Zentral angeordnete Erschliessungskerne aus Ortbetonwänden und -podesten sorgen für die horizontale Aussteifung der Gebäude. Darum herum ist die Nutzschicht mit einem primären Tragwerk in Holzbauweise angedockt. Es besteht aus einem Stützen-Platten-System basierend auf geringen Spannweiten, welches einen Holzelementbau zulässt, der eine Konstruktion in Trockenbauweise ohne formverleimte Holzbinder ermöglicht. Die Konstruktion baut eine modulare Raumstruktur auf, die «flexible» Wohnungslayouts zulässt und im Raum zum Ausdruck kommt. Ein mineralischer Fliessanhydrit bildet die oberste Bodenschicht. Sie dient dem inneren Schallschutz und als passiver Wärmepuffer, der sich positiv auf die Behaglichkeit auswirkt. Die nicht tragenden Holzständer-Leichtbauwände zwischen den Zimmern und Wohnungen dienen als Installationsschicht.
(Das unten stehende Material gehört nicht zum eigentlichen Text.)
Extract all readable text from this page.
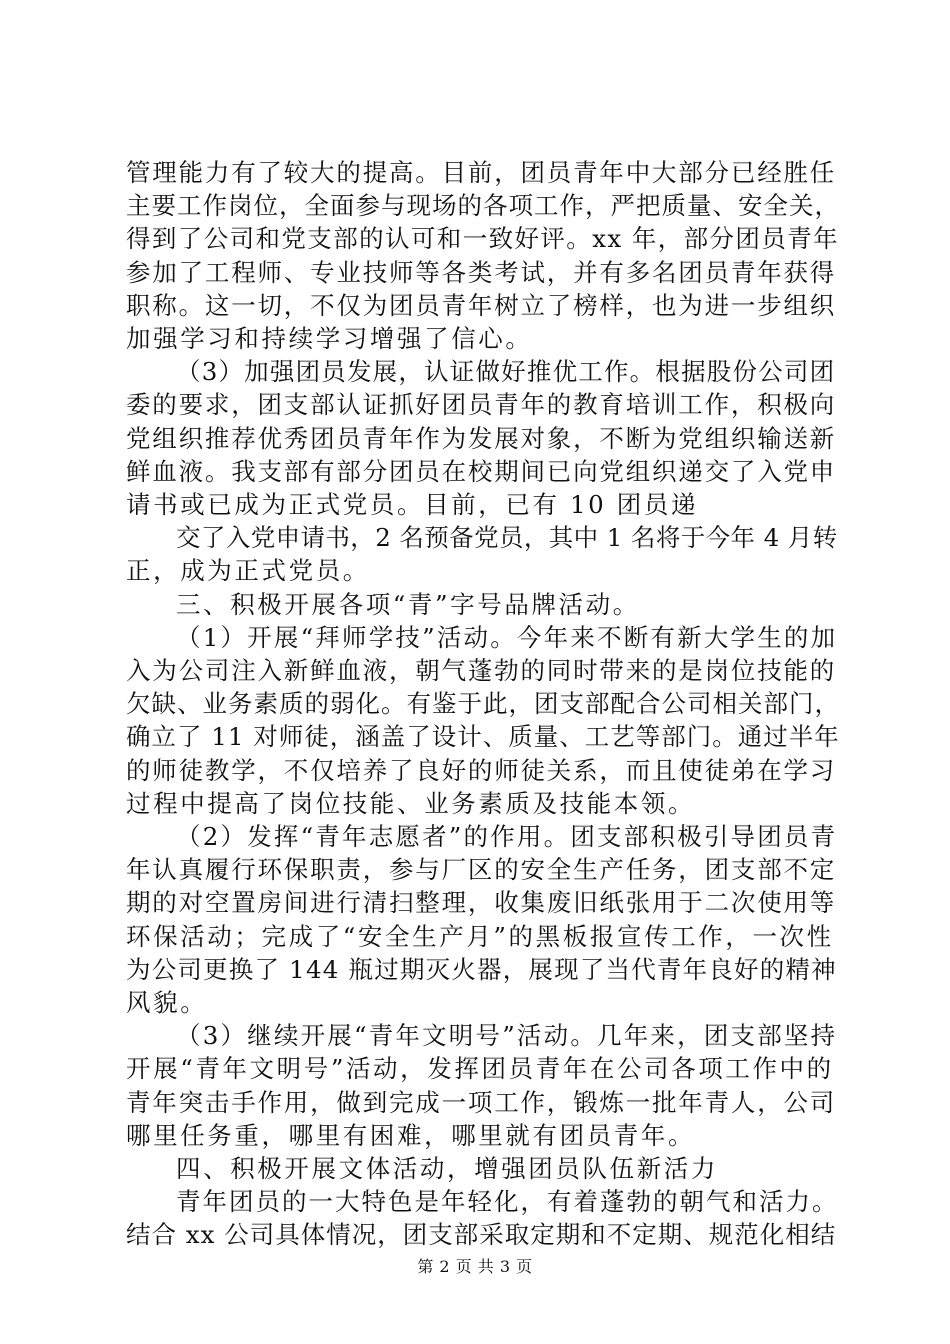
管理能力有了较大的提高。目前，团员青年中大部分已经胜任
主要工作岗位，全面参与现场的各项工作，严把质量、安全关，
得到了公司和党支部的认可和一致好评。xx 年，部分团员青年
参加了工程师、专业技师等各类考试，并有多名团员青年获得
职称。这一切，不仅为团员青年树立了榜样，也为进一步组织
加强学习和持续学习增强了信心。
（3）加强团员发展，认证做好推优工作。根据股份公司团
委的要求，团支部认证抓好团员青年的教育培训工作，积极向
党组织推荐优秀团员青年作为发展对象，不断为党组织输送新
鲜血液。我支部有部分团员在校期间已向党组织递交了入党申
请书或已成为正式党员。目前，已有 10 团员递
交了入党申请书，2 名预备党员，其中 1 名将于今年 4 月转
正，成为正式党员。
三、积极开展各项“青”字号品牌活动。
（1）开展“拜师学技”活动。今年来不断有新大学生的加
入为公司注入新鲜血液，朝气蓬勃的同时带来的是岗位技能的
欠缺、业务素质的弱化。有鉴于此，团支部配合公司相关部门，
确立了 11 对师徒，涵盖了设计、质量、工艺等部门。通过半年
的师徒教学，不仅培养了良好的师徒关系，而且使徒弟在学习
过程中提高了岗位技能、业务素质及技能本领。
（2）发挥“青年志愿者”的作用。团支部积极引导团员青
年认真履行环保职责，参与厂区的安全生产任务，团支部不定
期的对空置房间进行清扫整理，收集废旧纸张用于二次使用等
环保活动；完成了“安全生产月”的黑板报宣传工作，一次性
为公司更换了 144 瓶过期灭火器，展现了当代青年良好的精神
风貌。
（3）继续开展“青年文明号”活动。几年来，团支部坚持
开展“青年文明号”活动，发挥团员青年在公司各项工作中的
青年突击手作用，做到完成一项工作，锻炼一批年青人，公司
哪里任务重，哪里有困难，哪里就有团员青年。
四、积极开展文体活动，增强团员队伍新活力
青年团员的一大特色是年轻化，有着蓬勃的朝气和活力。
结合 xx 公司具体情况，团支部采取定期和不定期、规范化相结
第 2 页 共 3 页
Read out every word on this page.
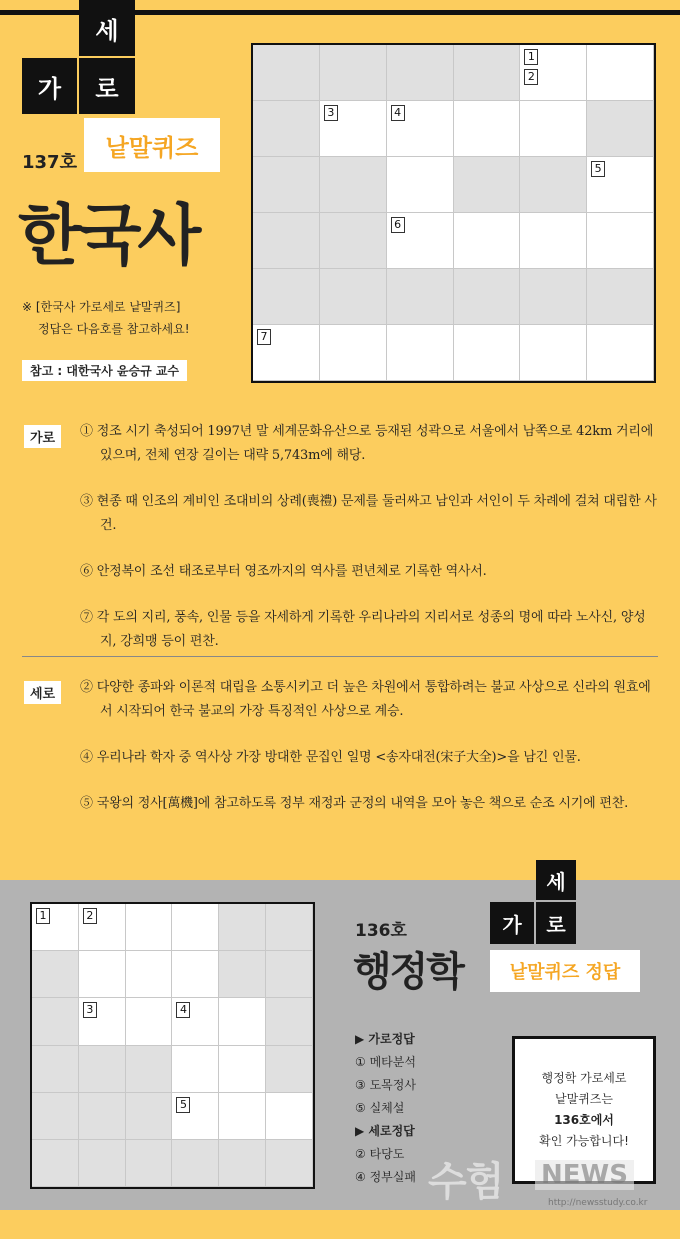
세
가	로
낱말퀴즈
137호
한국사
※ [한국사 가로세로 낱말퀴즈]
정답은 다음호를 참고하세요!
참고 : 대한국사 윤승규 교수
1
2
3	4
5
6
7
가로	① 정조 시기 축성되어 1997년 말 세계문화유산으로 등재된 성곽으로 서울에서 남쪽으로 42km 거리에 있으며, 전체 연장 길이는 대략 5,743m에 해당.
③ 현종 때 인조의 계비인 조대비의 상례(喪禮) 문제를 둘러싸고 남인과 서인이 두 차례에 걸쳐 대립한 사건.
⑥ 안정복이 조선 태조로부터 영조까지의 역사를 편년체로 기록한 역사서.
⑦ 각 도의 지리, 풍속, 인물 등을 자세하게 기록한 우리나라의 지리서로 성종의 명에 따라 노사신, 양성지, 강희맹 등이 편찬.
세로	② 다양한 종파와 이론적 대립을 소통시키고 더 높은 차원에서 통합하려는 불교 사상으로 신라의 원효에서 시작되어 한국 불교의 가장 특징적인 사상으로 계승.
④ 우리나라 학자 중 역사상 가장 방대한 문집인 일명 <송자대전(宋子大全)>을 남긴 인물.
⑤ 국왕의 정사[萬機]에 참고하도록 정부 재정과 군정의 내역을 모아 놓은 책으로 순조 시기에 편찬.
1	2
3	4
5
136호
행정학
세
가	로
낱말퀴즈 정답
▶ 가로정답
① 메타분석
③ 도목정사
⑤ 실체설
▶ 세로정답
② 타당도
④ 정부실패
행정학 가로세로
낱말퀴즈는
136호에서
확인 가능합니다!
수험 NEWS
http://newsstudy.co.kr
Energie und gesundes Wohnklima

Die Baukörper weisen eine sehr gute Kompaktheit auf. Der tiefe Heizwärmebedarf wird mit gut gedämmten Bauteilen und der konsequenten Lösung von Wärmebrücken erreicht. Die Anordnung der Wohnräume erlaubt den hohen Eintrag von Tageslicht. Der sommerliche Wärmeschutz wird durch aussenliegende Verschattungselemente oder entsprechende Speichermassen in Kern und im Boden sichergestellt. Die Anforderungen an den internen Schallschutz werden durch entsprechend dimensionierte Wände und Deckensysteme erreicht. Die zum Einsatz kommenden baubiologisch einwandfreien Materialien stellen betreffend Feuchtigkeits- und Wärmehaushalt sehr gute Voraussetzungen dar. Die gute Raumluftqualität wird mittels hocheffizienter Komfortlüftungsanlage mit Wärmerückgewinnung sichergestellt. Auf dem Dach sorgt eine gosszügige PV-Anlage für die Deckung von einem Grossteil des jährlichen Strombedarfs. Warmwasser und Heizung werden über Erdsonden Wärmepumpen erzeugt.

Erstellungskosten und Bauökologie

Neben einem niedrigen Ressourcenaufwand im Betrieb und einem flexiblen Grundriss ist im Sinne des nachhaltigen Bauens auch ein möglichst geringer Ressourcenaufwand für die Erstellung, den Unterhalt sowie den Rückbau der Gebäude anzustreben. Die kompakten Baukörper mit angepassten Spannweiten und die geradlinigen Tragstrukturen sind dieser Optimierung zuträglich. Durch die gezielte Wahl der Baustoffe mit Recycling-Beton und nachhaltig zertifiziertem Holz sowie einem optimierten Glasanteil in den Fassaden ist ein wirtschaftliches und ressourcenschonendes Projekt möglich. In Hinsicht auf die Ressourcensuffizienz werden die Oberflächen nur soweit veredelt, wie technisch notwendig. Damit das Gebäude auch den bauökologischen Anforderungen des modernen Bauens entspricht, kommen nur unbedenkliche, schadstofffreie Materialien zum Einsatz.